Solar Impulse 2, an ambitious plane flying around the world using nothing but solar power, is preparing to take off again today after a nine-month delay.
The aircraft, which has a wingspan of 72 meters (236 feet) and has 17,000 solar cells on its wings, was grounded in Hawaii in July 2015, when the seasonal changes meant there was no longer enough sunlight to continue its journey, in addition to a problem with the plane’s batteries. Today, with the added sunlight of spring and summer, the mission has now resumed.
The project is the brainchild of André Borschberg and Bertrand Piccard, both from Switzerland, who are taking it in turns to fly the single-seater vehicle.
“As we experienced many times with Solar Impulse, obstacles often turn out to be opportunities for improvement,” said Borschberg in a statement. “Ultimately, this time was used to recreate the strong mindset within the team to continue our adventure. It takes sometimes more time to build up the right spirit then to develop new technologies.”
You can watch a live stream from the cockpit above
Despite its size, the plane is as light as a car, making flying it quite difficult. To complete its round the world trip, the plane has been making pit stops in various countries along the way. It began in Abu Dhabi in March 2015, before visiting Oman, India, Myanmar, China, Japan, and now the United States. The round the world trip has been broken into 12 legs, varying in flight time from several hours to up to five days.
The aircraft is now beginning one of the most treacherous flights of its journey, a 3-day trek from Hawaii to Mountain View, California. Piccard is expected to touch down on Saturday morning.
Solar Impulse 2 was designed to showcase the possibilities of solar power, in a world that is increasingly realizing the importance of renewable energy. Both the founders believe that solar power can contribute to a clean future on Earth, and they are using this rather lavish public relations stunt to get that point across.
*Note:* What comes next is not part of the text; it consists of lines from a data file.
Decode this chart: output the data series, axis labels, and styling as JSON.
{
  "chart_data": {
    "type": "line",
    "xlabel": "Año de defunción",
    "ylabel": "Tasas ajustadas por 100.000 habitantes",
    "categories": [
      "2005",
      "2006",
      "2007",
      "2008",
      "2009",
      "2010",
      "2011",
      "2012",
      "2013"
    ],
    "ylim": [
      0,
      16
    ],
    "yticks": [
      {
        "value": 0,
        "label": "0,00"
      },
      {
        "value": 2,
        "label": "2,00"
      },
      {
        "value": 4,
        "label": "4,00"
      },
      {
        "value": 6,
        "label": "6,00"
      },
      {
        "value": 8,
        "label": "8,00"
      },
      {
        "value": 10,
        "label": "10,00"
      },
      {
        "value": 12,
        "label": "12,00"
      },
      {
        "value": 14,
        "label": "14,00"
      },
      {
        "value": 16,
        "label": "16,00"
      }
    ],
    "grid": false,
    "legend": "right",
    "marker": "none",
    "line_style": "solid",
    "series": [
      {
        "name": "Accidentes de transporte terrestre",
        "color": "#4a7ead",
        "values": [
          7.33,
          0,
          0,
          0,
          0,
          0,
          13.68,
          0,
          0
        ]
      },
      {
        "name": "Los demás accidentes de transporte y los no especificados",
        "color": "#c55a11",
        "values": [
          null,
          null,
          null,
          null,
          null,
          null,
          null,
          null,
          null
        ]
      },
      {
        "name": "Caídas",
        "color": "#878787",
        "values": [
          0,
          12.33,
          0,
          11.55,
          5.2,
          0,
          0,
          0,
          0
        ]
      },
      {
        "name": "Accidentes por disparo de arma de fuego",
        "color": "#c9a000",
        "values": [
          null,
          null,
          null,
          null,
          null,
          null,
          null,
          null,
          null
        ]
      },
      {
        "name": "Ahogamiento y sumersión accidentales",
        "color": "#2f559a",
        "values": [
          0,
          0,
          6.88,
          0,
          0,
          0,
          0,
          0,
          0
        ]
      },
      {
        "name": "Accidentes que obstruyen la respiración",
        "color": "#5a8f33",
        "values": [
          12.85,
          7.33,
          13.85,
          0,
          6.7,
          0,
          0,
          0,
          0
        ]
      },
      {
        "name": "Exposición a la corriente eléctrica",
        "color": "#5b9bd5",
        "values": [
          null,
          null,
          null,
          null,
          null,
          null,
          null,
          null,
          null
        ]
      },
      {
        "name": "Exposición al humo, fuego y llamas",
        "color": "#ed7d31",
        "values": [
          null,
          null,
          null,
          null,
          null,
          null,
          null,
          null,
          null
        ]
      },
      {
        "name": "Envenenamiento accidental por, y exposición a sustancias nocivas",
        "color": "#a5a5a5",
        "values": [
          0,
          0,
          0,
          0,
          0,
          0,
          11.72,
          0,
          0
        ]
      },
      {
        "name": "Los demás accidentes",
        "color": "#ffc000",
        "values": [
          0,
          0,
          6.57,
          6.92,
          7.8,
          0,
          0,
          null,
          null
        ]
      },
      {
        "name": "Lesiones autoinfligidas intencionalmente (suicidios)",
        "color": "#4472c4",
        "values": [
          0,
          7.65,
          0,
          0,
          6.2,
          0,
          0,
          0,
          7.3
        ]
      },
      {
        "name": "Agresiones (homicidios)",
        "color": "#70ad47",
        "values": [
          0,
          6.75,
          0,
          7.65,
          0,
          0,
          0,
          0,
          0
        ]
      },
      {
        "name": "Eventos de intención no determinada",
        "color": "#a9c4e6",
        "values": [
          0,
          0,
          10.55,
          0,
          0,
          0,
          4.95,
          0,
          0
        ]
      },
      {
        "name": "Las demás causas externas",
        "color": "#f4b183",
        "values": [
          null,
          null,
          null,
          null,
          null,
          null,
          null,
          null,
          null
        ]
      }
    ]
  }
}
“Thank you to the whole #solarimpulse team all over the world for making my dream a reality!” Piccard, who is flying this leg of the trip, tweeted before take off.
Shown are the routes the plane may take. Solar Impulse/Flickr
The plane itself is a marvel of engineering. Despite its array of solar panels, it has a rather minimal source of power, with a top speed of just 138 km/h (86mph). To take off, it actually needs people on bikes to essentially give it a push start. Any moderate to high wind also makes take-off dangerous, so the team often wait for periods of quiet.
During the flight, the pilots are monitored by a team at mission control in Monaco. Inside, to save on weight (the entire plane weighs just 2.3 tonnes), the pilots operate with very limited resources. There is no autopilot, so the only time to rest that they get are short 20-minute “cat naps," even on the multi-day flights, while a lack of heating means they must keep themselves wrapped up warm. Food comes in the form of pre-packed meals, and going to the toilet involves using a rather unenvious hole in their seat.
The plan is to land in two more locations in the U.S. this year, before a daunting final leg crossing the Atlantic and ending in either southern Europe or north Africa. But despite the delays, the mission will have been a considerable success if and when it is completed.